藤島氏:稲垣選手の紹介を私の方から。1990年、新潟県に生まれました。186センチ116キロ、ポジションは左プロップ、スクラムの一番前の左側でスクラムを組む役割です。スクラムを組むだけではなくて、タックルの数が多くて転んだらすぐ起きて、またどこかに行って仲間を助けに行く。その献身性というんですか。非常に尊敬される選手です。SMBCグループさんが2021年11月に制作したテレビCM「ともに、前へ。」篇でも、もうおなじみですね。

SMBCグループ TVCM「ともに、前へ」篇 60秒

SMBCとラグビーの
共通点とは!?

「チームビルディング」とは

稲垣選手:僕らのチームには日本はもちろん、南アフリカ、ニュージーランド、サモア、トンガ、韓国といったいろんな国籍の選手がいて、一緒にプレーをしています。色々な文化が入りまじったチームなんですよね。もちろん衝突もあり、なかなかうまくいかないこともありますが、多様な文化を個々別々に捉えるんじゃなくて、いろんな文化を一つに融合して、自分たち独自の文化を作り上げてきました。

藤島氏:太田社長も組織のリーダーとして、いわゆるチームビルディングをされていると思うのですが、意識していることはありますか。

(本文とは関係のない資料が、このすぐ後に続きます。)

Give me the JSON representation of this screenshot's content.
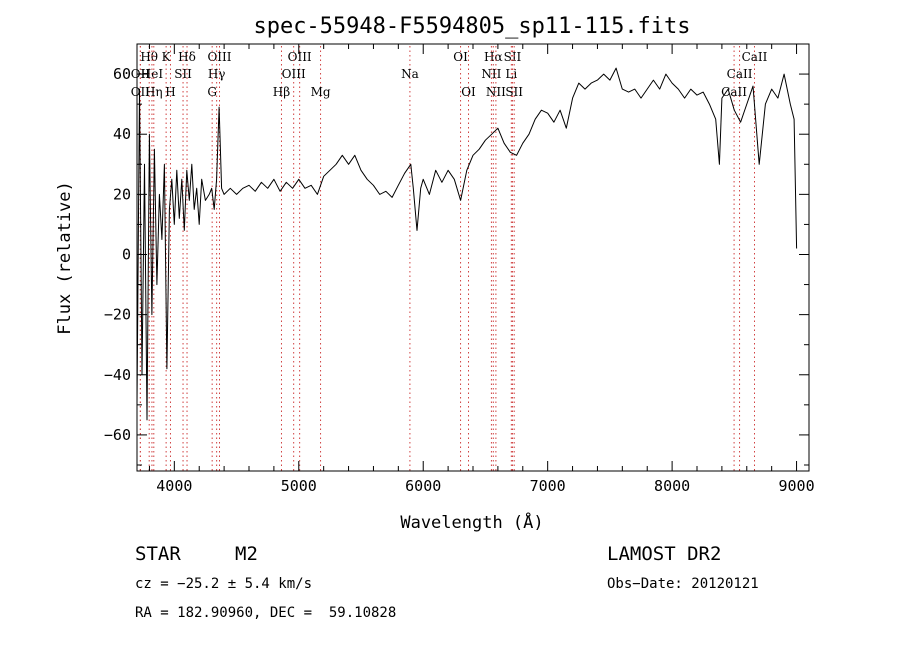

太田:私、強いチームには3つ特徴があると思うんですよ。一つは、一人ひとりが強いこと。稲垣さんが相手の3番(右プロップ)に押し負けないという強さがあるから、強いチームになる。もう一つは、チーム全員が目指すべきゴールと、そのためにやることを全部分かって共有している、この強さ。三つ目が、一人ひとりが自分の役割を理解していて、その上でチームプレーに徹すること。これが出来るチームは強いなと思っています。まさに稲垣さんのチームは、それができていたと思うんですよね。我々も全く同じで、そういう組織を作っていきたいということで、ラグビーに色々勉強させてもらいながら経営しています。

ラグビー憲章とSMBCの「Five Values」

藤島氏:ラグビー憲章というラグビーの世界の憲法のようなものがあります。品位・情熱・結束・規律・尊重。こういうコアバリューがあるんですけれども、SMBCの「Five Values」と非常に重なるところが多い。例えば「Integrity」、品位ですね。

太田:当然ですけれど大切なことです。企業市民と言いますかね。我々自身、社会の中の一つのパーツじゃないですか。一つ一つのパーツがやはり品位を持っていないと、社会全体が品位を失くしていくという意味です。我々は特に社会におけるプラットフォーマーというところがあります。例えば SMBCグループにおいては、三井住友銀行では沢山のお客さまの預金をお預かりしていますし、三井住友カードでは実は銀行の口座数よりも多くの方にカードをご利用頂いています。だからこそ、そこが品位を失くしたら大変な悪影響を与えるということで、やはり品位をもって仕事をするって大事だと思いますね。これは企業だけに限らず、どんな組織でもそうだと思うし、稲垣さんもそう実践されていると思いますが、大事なことだと思います。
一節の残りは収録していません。